The socio-political nature of these debates was especially evident in the rapid adoption of the “gate control theory” of pain. Introduced in 1965 by Ronald Melzack and Patrick Wall, this new theory drew on research in computer science to argue that people were processors of information. Melzack and Wall proposed that there was a “gating mechanism” in the dorsal horns of the spinal cord that allowed the perception of pain to be modified. In other words, cognitive and affective processes (as well as physiological ones) influence how people actually experience pain, and non-painful stimuli could “block” or suppress the sensation of pain. It was a theory that was receptive to more “alternative” treatments, including hypnosis. Crucially, it endorsed subjective feelings—resonating, Wailoo notes, “with the era’s legal battles, cultural critiques, pain relief practices, and liberalizing political commitments.” Even scientists who were ambivalent about gate control’s scientific underpinnings ended up endorsing it. After all, it worked. As senior pain researcher P. W. Nathan rather grumpily concluded, “although the theory has led to the successful treatment of chronic pain, this does not mean that it is correct…. Ideas need to be fruitful, they do not have to be right.”

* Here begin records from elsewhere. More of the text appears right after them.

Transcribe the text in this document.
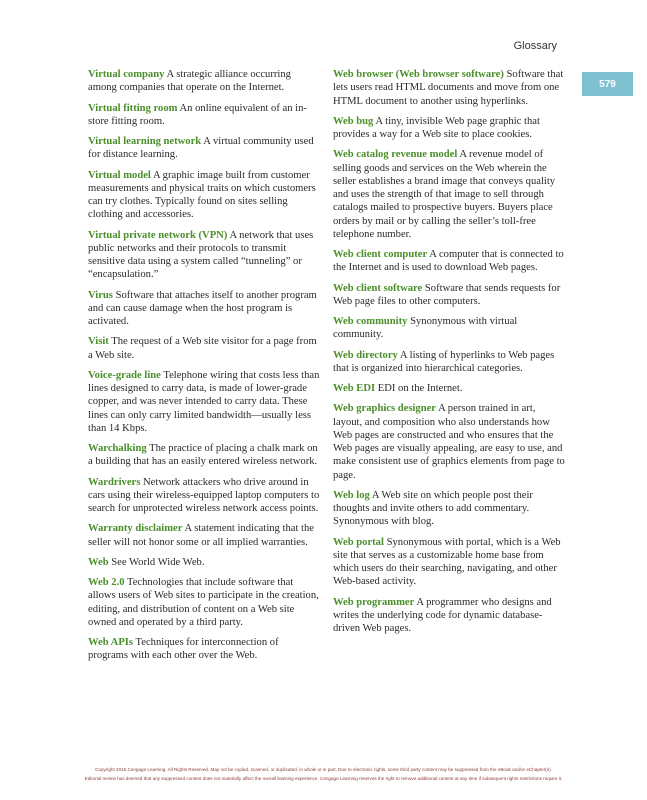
Glossary
579

Virtual company A strategic alliance occurring among companies that operate on the Internet.

Virtual fitting room An online equivalent of an in-store fitting room.

Virtual learning network A virtual community used for distance learning.

Virtual model A graphic image built from customer measurements and physical traits on which customers can try clothes. Typically found on sites selling clothing and accessories.

Virtual private network (VPN) A network that uses public networks and their protocols to transmit sensitive data using a system called “tunneling” or “encapsulation.”

Virus Software that attaches itself to another program and can cause damage when the host program is activated.

Visit The request of a Web site visitor for a page from a Web site.

Voice-grade line Telephone wiring that costs less than lines designed to carry data, is made of lower-grade copper, and was never intended to carry data. These lines can only carry limited bandwidth—usually less than 14 Kbps.

Warchalking The practice of placing a chalk mark on a building that has an easily entered wireless network.

Wardrivers Network attackers who drive around in cars using their wireless-equipped laptop computers to search for unprotected wireless network access points.

Warranty disclaimer A statement indicating that the seller will not honor some or all implied warranties.

Web See World Wide Web.

Web 2.0 Technologies that include software that allows users of Web sites to participate in the creation, editing, and distribution of content on a Web site owned and operated by a third party.

Web APIs Techniques for interconnection of programs with each other over the Web.

Web browser (Web browser software) Software that lets users read HTML documents and move from one HTML document to another using hyperlinks.

Web bug A tiny, invisible Web page graphic that provides a way for a Web site to place cookies.

Web catalog revenue model A revenue model of selling goods and services on the Web wherein the seller establishes a brand image that conveys quality and uses the strength of that image to sell through catalogs mailed to prospective buyers. Buyers place orders by mail or by calling the seller’s toll-free telephone number.

Web client computer A computer that is connected to the Internet and is used to download Web pages.

Web client software Software that sends requests for Web page files to other computers.

Web community Synonymous with virtual community.

Web directory A listing of hyperlinks to Web pages that is organized into hierarchical categories.

Web EDI EDI on the Internet.

Web graphics designer A person trained in art, layout, and composition who also understands how Web pages are constructed and who ensures that the Web pages are visually appealing, are easy to use, and make consistent use of graphics elements from page to page.

Web log A Web site on which people post their thoughts and invite others to add commentary. Synonymous with blog.

Web portal Synonymous with portal, which is a Web site that serves as a customizable home base from which users do their searching, navigating, and other Web-based activity.

Web programmer A programmer who designs and writes the underlying code for dynamic database-driven Web pages.

Copyright 2015 Cengage Learning. All Rights Reserved. May not be copied, scanned, or duplicated, in whole or in part. Due to electronic rights, some third party content may be suppressed from the eBook and/or eChapter(s).
Editorial review has deemed that any suppressed content does not materially affect the overall learning experience. Cengage Learning reserves the right to remove additional content at any time if subsequent rights restrictions require it.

Wailoo’s book should be read alongside Daniel S. Goldberg’s The Bioethics of Pain Management: Beyond Opioids (2014), who shares Wailoo’s dismay at pain medicine in the United States. Both scholars lament the failure of the health care system and practitioners to take account of the social and cultural contexts in which real people in the real world suffer. They acknowledge that both the problem and the solution are political. Access to effective pain relief is stratified. Wailoo shows that Americans are “overmedicated and undertreated.” The problem, though, is that it is the rich who are overmedicated; the poor, undertreated. As Wailoo observes, in the Reagan era “the pain of the taxpayer was true pain; the pain of the disabled or the addict was suspect. The pain of the fetus outranked the alleged pain of the disabled housewife or injured worker.”
Wailoo castigates both conservative and liberal positions. He calls on readers to pay more attention to the political motives of people who make claims about pain, whether they are politicians, spokespeople from the pharmaceutical industries, physicians, or even pain-sufferers themselves. Wailoo’s subtle and critical exploration of these claims illuminates the contested ground that pain occupies in U.S. political culture.